階層型データ表現(HiDR)モジュールと,グラフエンコーダとしての階層型構造学習(HiSL)モジュールで構成される。
我々は,1種類のKGをベースラインとして設計したUniHRよりも優れた性能を示し,HiDR形式の強力な一般化能力とHiSLモジュールの有効性を示した。
- 参考スコア(独自算出の注目度): 41.46369433488762
- License:
- Abstract: Beyond-triple fact representations including hyper-relational facts with auxiliary key-value pairs, temporal facts with additional timestamps, and nested facts implying relationships between facts, are gaining significant attention. However, existing link prediction models are usually designed for one specific type of facts, making it difficult to generalize to other fact representations.
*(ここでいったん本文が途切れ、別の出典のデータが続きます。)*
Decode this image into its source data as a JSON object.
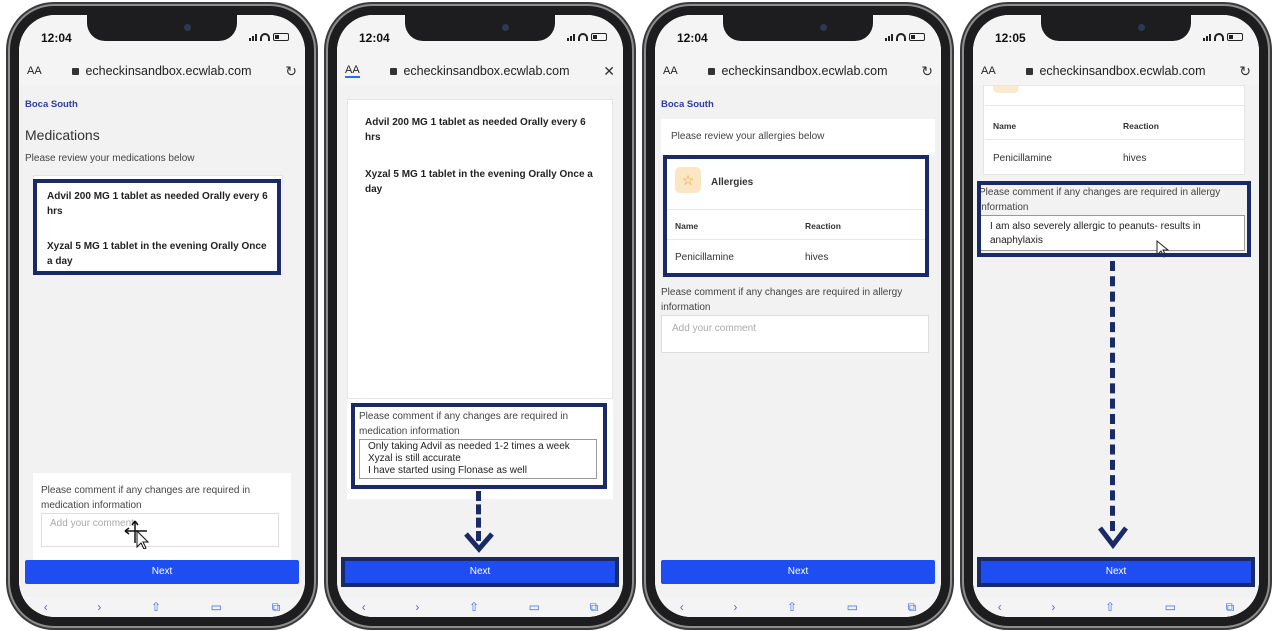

To overcome this limitation, we propose a Unified Hierarchical Representation learning framework (UniHR) for unified knowledge graph link prediction. It consists of a unified Hierarchical Data Representation (HiDR) module and a unified Hierarchical Structure Learning (HiSL) module as graph encoder. The HiDR module unifies hyper-relational KGs, temporal KGs, and nested factual KGs into triple-based representations. Then HiSL incorporates intra-fact and inter-fact message passing, focusing on enhancing the semantic information within individual facts and enriching the structural information between facts. Experimental results across 7 datasets from 3 types of KGs demonstrate that our UniHR outperforms baselines designed for one specific kind of KG, indicating strong generalization capability of HiDR form and the effectiveness of HiSL module. Code and data are available at https://github.com/Lza12a/UniHR.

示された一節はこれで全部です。